RS3-029|歴史総合・日本史探究 対策問題
1918年の米騒動の後に成立した原敬内閣の特徴として正しいものはどれか。
解答・解説を見る
正解: 1
正解
陸海軍・外務以外の閣僚を立憲政友会党員で固めた本格的政党内閣だった
背景・因果
米騒動で寺内正毅内閣が倒れた後、立憲政友会総裁の原敬が組閣し、陸・海・外相以外を党員で占める本格的政党内閣が初めて成立した。原は爵位を持たない「平民宰相」と呼ばれたが、普通選挙の導入には慎重だった。
覚えるポイント
「米騒動→原内閣」の因果は最頻出。原は普選に反対(納税資格を3円に引下げ)した点も、イメージとのずれを突く引っかけとして出る。
選択肢別の検討
① ✅ 正解「陸海軍・外務以外の閣僚を立憲政友会党員で固めた本格的政党内閣だった」
原敬内閣は陸軍・海軍・外務の3大臣を除く閣僚を立憲政友会員で構成した本格的政党内閣だった。原は爵位を持たない「平民宰相」と呼ばれた。
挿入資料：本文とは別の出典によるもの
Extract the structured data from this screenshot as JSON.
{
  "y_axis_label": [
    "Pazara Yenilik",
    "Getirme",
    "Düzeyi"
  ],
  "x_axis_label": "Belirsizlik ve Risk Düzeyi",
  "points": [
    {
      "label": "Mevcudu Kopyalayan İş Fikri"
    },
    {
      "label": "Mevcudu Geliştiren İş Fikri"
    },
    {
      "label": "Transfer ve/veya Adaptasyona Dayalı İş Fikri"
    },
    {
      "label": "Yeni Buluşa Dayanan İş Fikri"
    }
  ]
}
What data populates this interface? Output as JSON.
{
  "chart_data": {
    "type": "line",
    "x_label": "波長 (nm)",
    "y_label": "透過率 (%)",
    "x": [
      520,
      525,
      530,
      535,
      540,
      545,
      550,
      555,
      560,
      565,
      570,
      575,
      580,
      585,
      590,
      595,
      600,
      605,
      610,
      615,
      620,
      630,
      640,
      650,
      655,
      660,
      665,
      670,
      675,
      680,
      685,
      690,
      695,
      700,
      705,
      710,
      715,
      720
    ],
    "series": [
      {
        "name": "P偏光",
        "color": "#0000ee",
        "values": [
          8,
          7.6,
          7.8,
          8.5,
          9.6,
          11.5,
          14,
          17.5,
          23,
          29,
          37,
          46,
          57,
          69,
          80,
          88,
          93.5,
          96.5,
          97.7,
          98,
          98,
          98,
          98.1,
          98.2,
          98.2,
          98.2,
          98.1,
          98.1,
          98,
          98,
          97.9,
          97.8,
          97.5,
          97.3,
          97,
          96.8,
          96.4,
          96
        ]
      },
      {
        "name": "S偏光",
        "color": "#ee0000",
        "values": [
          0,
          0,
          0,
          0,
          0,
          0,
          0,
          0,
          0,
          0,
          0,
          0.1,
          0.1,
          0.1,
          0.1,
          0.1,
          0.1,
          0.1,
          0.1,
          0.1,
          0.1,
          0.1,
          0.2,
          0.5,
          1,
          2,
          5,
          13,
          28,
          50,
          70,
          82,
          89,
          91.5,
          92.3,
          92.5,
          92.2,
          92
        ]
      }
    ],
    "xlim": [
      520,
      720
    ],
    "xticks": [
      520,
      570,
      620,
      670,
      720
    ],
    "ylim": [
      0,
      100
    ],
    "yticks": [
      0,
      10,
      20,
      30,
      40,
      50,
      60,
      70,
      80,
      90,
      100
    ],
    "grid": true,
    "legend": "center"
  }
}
② ❌ 誤答「藩閥官僚のみで構成された超然内閣だった」
藩閥官僚だけで議会政党から距離を置く超然内閣ではなく、衆議院多数党の政友会を基盤とした。
③ ❌ 誤答「日本最初の社会主義政党内閣だった」
原内閣は立憲政友会の政党内閣で、日本最初の社会主義政党内閣ではない。社会主義者は当時厳しい取締りを受けていた。
④ ❌ 誤答「軍人首相による挙国一致内閣だった」
原敬は軍人首相ではなく文民の政党政治家だった。各勢力を集めた挙国一致内閣とも性格が異なる。
共通テスト攻略
- 知識を関係で再現:用語を単独で思い出すだけでなく、「いつ・誰が・何のために・何を行い・何が変わったか」を一続きにして選択肢と照合する。
- 消去の軸を固定:各選択肢を「時期・主体・目的・内容・結果」に分け、一か所でも歴史的対応がずれるものを消す。語句が一部合うだけで選ばない。